- The Euro’s gains against the trio of commodity currencies has largely been driven by anything other than the Euro itself.
- Growth concerns and slumping commodities sunk the Australian, Canadian, and New Zealand Dollars throughout July.
- According to the IG Client Sentiment Index, EUR-crosses have a mixed bias in the near-term.
Euro versus Commodity Currencies is a Mixed Picture
The fact of the matter is that both EUR/JPY and EUR/USD rates have slumped over the past month, suggesting that the rally see among the other EUR-crosses has been due to weakness in the secondary currencies. Indeed, with growth concerns materializing around the delta variant surge, slumping commodity prices have weighed down the Australian, Canadian, and New Zealand Dollars.
EUR/AUD RATE TECHNICAL ANALYSIS: DAILY CHART (July 2019 to July 2021) (CHART 1)
EUR/AUD rates have been trading in a slight ascending parallel channel since late-February, but price action has become increasingly bearish. Among the three EUR-crosses reviewed, EUR/AUD represents that most bullish scenario.
Although bullish momentum has waned, it remains bullish. EUR/AUD rates are still above their daily EMA envelope, which is in bullish sequential order. Daily MACD is trending sideways while holding above its signal line, while daily Slow Stochastics have pulled back from overbought territory without a corresponding correction in price action.
The market appears to be shaking off near-term overbought considerations, and instead may be gearing up for another rally towards the 23.6% Fibonacci retracement of the 2020 high/2021 low range at 1.6326.

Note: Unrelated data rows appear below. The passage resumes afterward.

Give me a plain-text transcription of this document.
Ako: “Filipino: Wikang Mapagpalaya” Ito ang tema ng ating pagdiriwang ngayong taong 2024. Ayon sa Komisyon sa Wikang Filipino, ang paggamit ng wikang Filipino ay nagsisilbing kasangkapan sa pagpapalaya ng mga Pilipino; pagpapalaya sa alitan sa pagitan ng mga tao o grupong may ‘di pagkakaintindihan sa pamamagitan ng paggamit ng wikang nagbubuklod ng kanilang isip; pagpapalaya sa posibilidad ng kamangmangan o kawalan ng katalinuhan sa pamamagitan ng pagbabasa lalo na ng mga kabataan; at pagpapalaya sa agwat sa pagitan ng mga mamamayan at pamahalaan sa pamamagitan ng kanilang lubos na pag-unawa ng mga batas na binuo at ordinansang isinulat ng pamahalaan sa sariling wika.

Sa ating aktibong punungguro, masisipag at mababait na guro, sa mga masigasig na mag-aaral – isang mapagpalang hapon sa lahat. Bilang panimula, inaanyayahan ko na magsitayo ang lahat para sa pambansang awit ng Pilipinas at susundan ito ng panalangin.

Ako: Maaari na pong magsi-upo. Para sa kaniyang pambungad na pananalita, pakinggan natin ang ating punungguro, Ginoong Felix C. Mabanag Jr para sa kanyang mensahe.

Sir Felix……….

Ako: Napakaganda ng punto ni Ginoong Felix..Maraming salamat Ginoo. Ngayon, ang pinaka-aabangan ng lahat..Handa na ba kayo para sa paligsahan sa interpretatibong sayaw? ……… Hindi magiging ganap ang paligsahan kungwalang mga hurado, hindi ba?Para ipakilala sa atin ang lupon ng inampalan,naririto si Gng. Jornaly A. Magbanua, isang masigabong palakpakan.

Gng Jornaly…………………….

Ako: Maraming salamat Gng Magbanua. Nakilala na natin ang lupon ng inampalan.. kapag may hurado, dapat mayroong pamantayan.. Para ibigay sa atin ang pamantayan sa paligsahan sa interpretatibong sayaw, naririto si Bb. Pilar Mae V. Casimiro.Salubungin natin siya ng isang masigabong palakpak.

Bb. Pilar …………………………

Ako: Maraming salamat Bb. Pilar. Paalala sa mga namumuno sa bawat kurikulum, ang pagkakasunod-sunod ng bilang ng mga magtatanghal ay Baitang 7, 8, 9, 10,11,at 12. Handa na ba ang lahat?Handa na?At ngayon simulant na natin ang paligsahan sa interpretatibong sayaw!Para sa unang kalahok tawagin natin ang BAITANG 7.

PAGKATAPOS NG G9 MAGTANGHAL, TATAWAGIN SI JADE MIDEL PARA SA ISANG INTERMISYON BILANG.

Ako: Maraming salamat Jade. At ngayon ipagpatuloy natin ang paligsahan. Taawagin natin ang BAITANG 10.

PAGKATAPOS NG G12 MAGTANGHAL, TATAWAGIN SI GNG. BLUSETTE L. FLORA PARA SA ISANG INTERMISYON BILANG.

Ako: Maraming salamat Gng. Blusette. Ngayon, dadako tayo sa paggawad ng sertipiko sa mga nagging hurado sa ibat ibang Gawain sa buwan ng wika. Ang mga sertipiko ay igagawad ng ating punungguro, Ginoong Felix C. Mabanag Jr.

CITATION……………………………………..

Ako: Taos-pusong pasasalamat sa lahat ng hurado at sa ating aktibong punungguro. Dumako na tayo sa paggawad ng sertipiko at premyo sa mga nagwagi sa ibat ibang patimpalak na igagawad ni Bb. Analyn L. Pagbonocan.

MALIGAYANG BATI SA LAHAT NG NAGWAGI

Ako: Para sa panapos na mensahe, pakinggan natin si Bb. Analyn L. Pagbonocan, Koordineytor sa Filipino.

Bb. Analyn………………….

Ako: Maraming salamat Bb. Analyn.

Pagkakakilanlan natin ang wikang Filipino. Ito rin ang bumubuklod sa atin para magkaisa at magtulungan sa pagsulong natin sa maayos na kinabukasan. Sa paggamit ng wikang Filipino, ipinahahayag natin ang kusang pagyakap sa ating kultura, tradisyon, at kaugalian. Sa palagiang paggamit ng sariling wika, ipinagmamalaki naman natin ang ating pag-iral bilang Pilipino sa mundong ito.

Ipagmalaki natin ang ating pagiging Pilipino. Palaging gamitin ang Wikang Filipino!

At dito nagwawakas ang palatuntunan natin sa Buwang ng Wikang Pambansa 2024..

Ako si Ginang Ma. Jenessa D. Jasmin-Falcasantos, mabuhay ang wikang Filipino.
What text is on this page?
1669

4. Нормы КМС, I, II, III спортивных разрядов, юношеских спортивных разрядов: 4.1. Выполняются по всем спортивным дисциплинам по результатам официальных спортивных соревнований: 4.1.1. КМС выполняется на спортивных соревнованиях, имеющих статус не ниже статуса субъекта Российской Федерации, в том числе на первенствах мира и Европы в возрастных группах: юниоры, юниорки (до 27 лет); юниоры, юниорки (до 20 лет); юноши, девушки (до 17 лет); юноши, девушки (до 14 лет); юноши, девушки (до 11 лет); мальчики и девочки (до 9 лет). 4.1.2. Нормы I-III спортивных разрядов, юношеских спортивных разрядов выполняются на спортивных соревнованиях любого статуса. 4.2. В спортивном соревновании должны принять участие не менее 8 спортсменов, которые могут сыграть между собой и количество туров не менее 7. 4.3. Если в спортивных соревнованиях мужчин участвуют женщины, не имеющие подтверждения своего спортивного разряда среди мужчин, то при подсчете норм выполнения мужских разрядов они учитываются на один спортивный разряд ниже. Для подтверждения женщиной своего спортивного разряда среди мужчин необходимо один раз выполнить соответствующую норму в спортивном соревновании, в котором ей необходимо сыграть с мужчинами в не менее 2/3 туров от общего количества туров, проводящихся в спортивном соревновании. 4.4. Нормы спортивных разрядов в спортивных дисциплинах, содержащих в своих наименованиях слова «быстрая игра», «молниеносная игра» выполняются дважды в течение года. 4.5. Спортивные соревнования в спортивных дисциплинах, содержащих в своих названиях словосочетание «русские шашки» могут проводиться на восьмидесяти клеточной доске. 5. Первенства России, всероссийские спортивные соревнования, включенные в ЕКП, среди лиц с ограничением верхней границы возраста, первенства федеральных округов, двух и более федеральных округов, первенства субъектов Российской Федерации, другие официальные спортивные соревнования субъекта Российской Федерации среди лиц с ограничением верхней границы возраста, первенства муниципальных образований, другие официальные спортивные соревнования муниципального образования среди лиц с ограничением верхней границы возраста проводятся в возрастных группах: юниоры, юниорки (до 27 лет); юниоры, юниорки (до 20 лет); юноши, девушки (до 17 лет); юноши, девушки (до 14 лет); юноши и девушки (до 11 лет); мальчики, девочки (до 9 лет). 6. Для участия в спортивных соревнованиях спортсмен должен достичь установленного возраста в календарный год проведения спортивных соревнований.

EUR/CAD RATE TECHNICAL ANALYSIS: WEEKLY CHART (October 2008 to July 2021) (CHART 2)
The sharp decline in the Canadian Dollar around eroding energy prices provoked a bullish breakout from the descending trendline from the December 2020, January 2021, and April 2021 swing highs. However, recent price action suggests that the rally from the early-July low may be imperiled.
EUR/CAD rates are slipping below their daily EMA envelope, which is in neither bearish nor bullish sequential order. Daily MACD has just issued a bearish crossover albeit still above its signal line, while daily Slow Stochastics are just shifted below their median line. A deeper setback towards the ascending trendline from the August 2012 and February 2020 lows, closer towards 1.46500, may soon develop.
EUR/NZD RATE TECHNICAL ANALYSIS: DAILY CHART (March 2019 to July 2021) (CHART 3)
Like EUR/AUD, EUR/NZD rates have been trading in a slight ascending parallel channel since late-February, but within the uptrend a symmetrical triangle has formed since the end of June. A neutral consolidation pattern, it’s possible for a break in either direction.
Momentum is steadily eroding. EUR/NZD rates are slipping below their daily EMA envelope, which is beginning to align in bearish sequential order. Daily MACD is trending lower while below its signal line, and daily Slow Stochastics are in the process of dropping below their median line.
The pair is currently holding near triangle support, and failure here would suggest a return back to parallel trend support closer to 1.6700.